What HIMSS26 Revealed About the Evolving Prescription Ecosystem
- Joseph Kleiman

- Mar 18
- 3 min read

Last week, HIMSS26 brought more than 25,000 healthcare leaders to Las Vegas, and the energy on the ground matched the urgency of the moment.
Compared to ViVE just weeks earlier, HIMSS offered a more enterprise-wide focus. The conversations at our booth and across the expo floor reflected an industry moving beyond experimentation with innovative new technologies and toward real implementation, particularly in the systems that drive prescription access and affordability.
Here are four themes that stood out.
1. The Prescription Journey Has Outgrown Its Infrastructure
A prescription claim is no longer a simple, linear path from prescriber to pharmacy to payer. Today, multiple pricing checks, routing options, and eligibility determinations occur in real time, and the pace of change is only accelerating.
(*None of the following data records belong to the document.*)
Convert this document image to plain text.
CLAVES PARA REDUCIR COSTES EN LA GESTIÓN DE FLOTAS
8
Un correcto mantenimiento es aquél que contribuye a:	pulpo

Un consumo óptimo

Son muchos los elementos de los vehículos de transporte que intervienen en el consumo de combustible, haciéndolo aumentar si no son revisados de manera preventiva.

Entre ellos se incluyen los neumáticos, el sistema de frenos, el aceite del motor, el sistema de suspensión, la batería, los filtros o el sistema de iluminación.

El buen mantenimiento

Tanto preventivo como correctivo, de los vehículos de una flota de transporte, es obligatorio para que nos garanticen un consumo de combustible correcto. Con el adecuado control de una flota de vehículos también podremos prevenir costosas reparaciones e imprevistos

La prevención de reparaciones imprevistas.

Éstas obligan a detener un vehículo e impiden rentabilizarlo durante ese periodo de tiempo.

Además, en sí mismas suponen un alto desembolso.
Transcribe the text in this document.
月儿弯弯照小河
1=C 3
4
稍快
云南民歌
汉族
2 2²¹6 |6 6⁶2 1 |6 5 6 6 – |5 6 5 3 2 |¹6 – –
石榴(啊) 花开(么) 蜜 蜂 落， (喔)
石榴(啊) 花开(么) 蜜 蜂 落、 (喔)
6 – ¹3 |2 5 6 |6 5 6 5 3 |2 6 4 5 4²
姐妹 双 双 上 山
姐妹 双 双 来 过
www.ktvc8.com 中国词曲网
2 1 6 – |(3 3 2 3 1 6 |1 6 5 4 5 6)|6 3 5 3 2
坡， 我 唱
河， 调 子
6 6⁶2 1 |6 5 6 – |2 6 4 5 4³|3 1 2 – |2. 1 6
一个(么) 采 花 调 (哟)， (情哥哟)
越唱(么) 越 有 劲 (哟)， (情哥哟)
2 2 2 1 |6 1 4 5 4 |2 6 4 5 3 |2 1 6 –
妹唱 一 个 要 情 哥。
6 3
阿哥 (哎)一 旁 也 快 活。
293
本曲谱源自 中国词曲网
Two forces are driving this shift: heightened demand for price transparency at every point of care, and the proliferation of alternative pricing models that operate alongside traditional insurance adjudication.
For health IT leaders, that shift means legacy assumptions about claims adjudication and pricing presentation are now sources of friction and, in some cases, introduce compliance risk. Organizations that closely map their current workflows and evaluate where real-time pricing fits into the process will be best positioned to adapt.
2. Transparency Belongs Upstream
Real-time price transparency can no longer live exclusively at the pharmacy counter. It must extend to physicians who are increasingly discussing medication costs with patients.
When patients can see their options earlier, whether copays, cash prices, manufacturer programs, or financial assistance offerings, the conversation changes. They can make informed decisions with their provider rather than encountering “sticker shock” at pickup or abandoning a prescription altogether.
Each year, patients abandon 98 million prescriptions due to unexpected costs. Embedding cost intelligence earlier in the care journey is one of the clearest ways to address that gap.
The goal is a future in which every available savings option is automatically surfaced before a patient reaches the pharmacy counter. Achieving that requires real-time, rules-based decisioning technology that integrates seamlessly into existing clinical and pharmacy workflows without added friction.
3. Adherence Demands a Broader View
Health plans face growing pressure to improve medication adherence metrics, and that pressure cascades through the entire healthcare ecosystem. When a member fills a prescription through a cash discount program instead of their plan benefit, that fill should still count toward adherence. However, it’s proven challenging to accurately capture and validate those transactions in a way that counts toward quality measures, including the Centers for Medicare and Medicaid Services’ Star Ratings program.
Closing that loop represents a meaningful opportunity for plans to improve quality scores while lowering patient costs. It also reflects a broader industry shift toward cash and discount programs becoming strategic assets across the ecosystem.
A decade ago, pharmacies viewed discount cards as an inconvenience. Today, many recognize that discount card transactions can reduce rejected claims, lower out-of-pocket costs for patients, and help retain pharmacy customers with improved satisfaction. Organizations that integrate cash programs into their broader benefit and adherence strategies will be better positioned to stay ahead of the curve.
4. Security and Compliance Remain Table Stakes
HIMSS26 reinforced that enterprise buyers are evaluating technology partners through a more rigorous cybersecurity lens than ever before. Certifications like HITRUST, HIPAA compliance, and SOC 2 Type 2 are now baseline expectations, particularly when sensitive patient and financial data moves across multiple systems. These credentials accelerate purchasing decisions, reduce risk, and signal long-term platform stability. For any organization evaluating prescription technology, these should be among the first questions asked.
Leaving HIMSS26, it became clear to me that the prescription ecosystem is undergoing a fundamental transformation. While the lines between insurance adjudication, cash discount programs, and marketplace models continue to blur, the greatest value will come from organizations that connect these components seamlessly, securely, and at scale. At Buzz Health, that is exactly the future we are building.